Mi Nieto
Conocí a Manolo siendo ya Nieto. No recuerdo el año, ni el día ni la hora, pero sí que fue en La Escuela, de trasnoche, cuando ejercía de maestro solícito Antonio Oliver y nosotros, algunos de la canallesca, éramos aplicados alumnos copeando entre fintas y politiqueos. Ofició con las cartas credenciales Juan Espejo y aquello fue ya una república.
Hemos compartido barras, alguna que otra mesa con mantel y ferias de San Lucas. También ciertas salidas donde El Patillas -que en paz descanse-, tras cerrar edición del periódico, como aquel día que le pedí a la una de la mañana, reventado, feliz y hambriento ante su mostrador, un bocadillo de calamares. Él sonrió con ternura, mientras algunos colegas se desternillaban. Después he advertido que, si se tercia, puede ser tan cáustico como la sosa.
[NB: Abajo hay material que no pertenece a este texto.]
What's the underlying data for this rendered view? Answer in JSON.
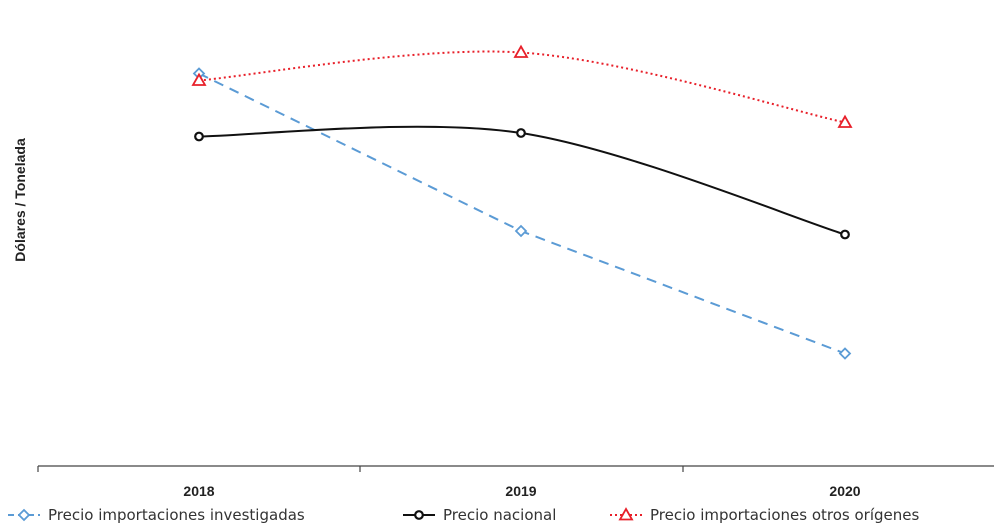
{
  "chart_data": {
    "type": "line",
    "title": "",
    "xlabel": "",
    "ylabel": "Dólares / Tonelada",
    "categories": [
      "2018",
      "2019",
      "2020"
    ],
    "ylim": [
      0,
      100
    ],
    "y_ticks_shown": false,
    "grid": false,
    "legend_position": "bottom",
    "series": [
      {
        "name": "Precio importaciones investigadas",
        "values": [
          95,
          50,
          15
        ],
        "color": "#5b9bd5",
        "line": "dashed",
        "marker": "diamond"
      },
      {
        "name": "Precio nacional",
        "values": [
          77,
          78,
          49
        ],
        "color": "#111111",
        "line": "solid",
        "marker": "circle"
      },
      {
        "name": "Precio importaciones otros orígenes",
        "values": [
          93,
          101,
          81
        ],
        "color": "#e8202a",
        "line": "dotted",
        "marker": "triangle"
      }
    ]
  }
}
En algo se parece a ese Sánchez Mejías lorquiano: blando y duro, a la vez, con el mundo y quienes lo habitamos. Me gusta más cómo habla que cómo escribe, aunque lo haga del mismo asunto. Suele echar mano de la vida y sus avatares, más allá del tedio cotidiano de la política, o los negocios, las dos aficiones favoritas para la sin hueso del común de los mortales. Ya digo que lo conocí siendo Nieto. Es más, creo que nació siendo Nieto y que sus progenitores sólo tuvieron que llamarle Manolo para suavizar tanta heterodoxia en un recién nacido, a quienes solemos reconocer, en primera generación, como hijos.
Tiende a querer más que a creer. A envejecer más que a crecer. Y me juego el cuello a que ama más que es amado. Vive porque sufre, y sufre porque vive. Y ama porque le da la gana. No tiene obligación. Es así. Es ese Nieto que todos deseamos tener algún día.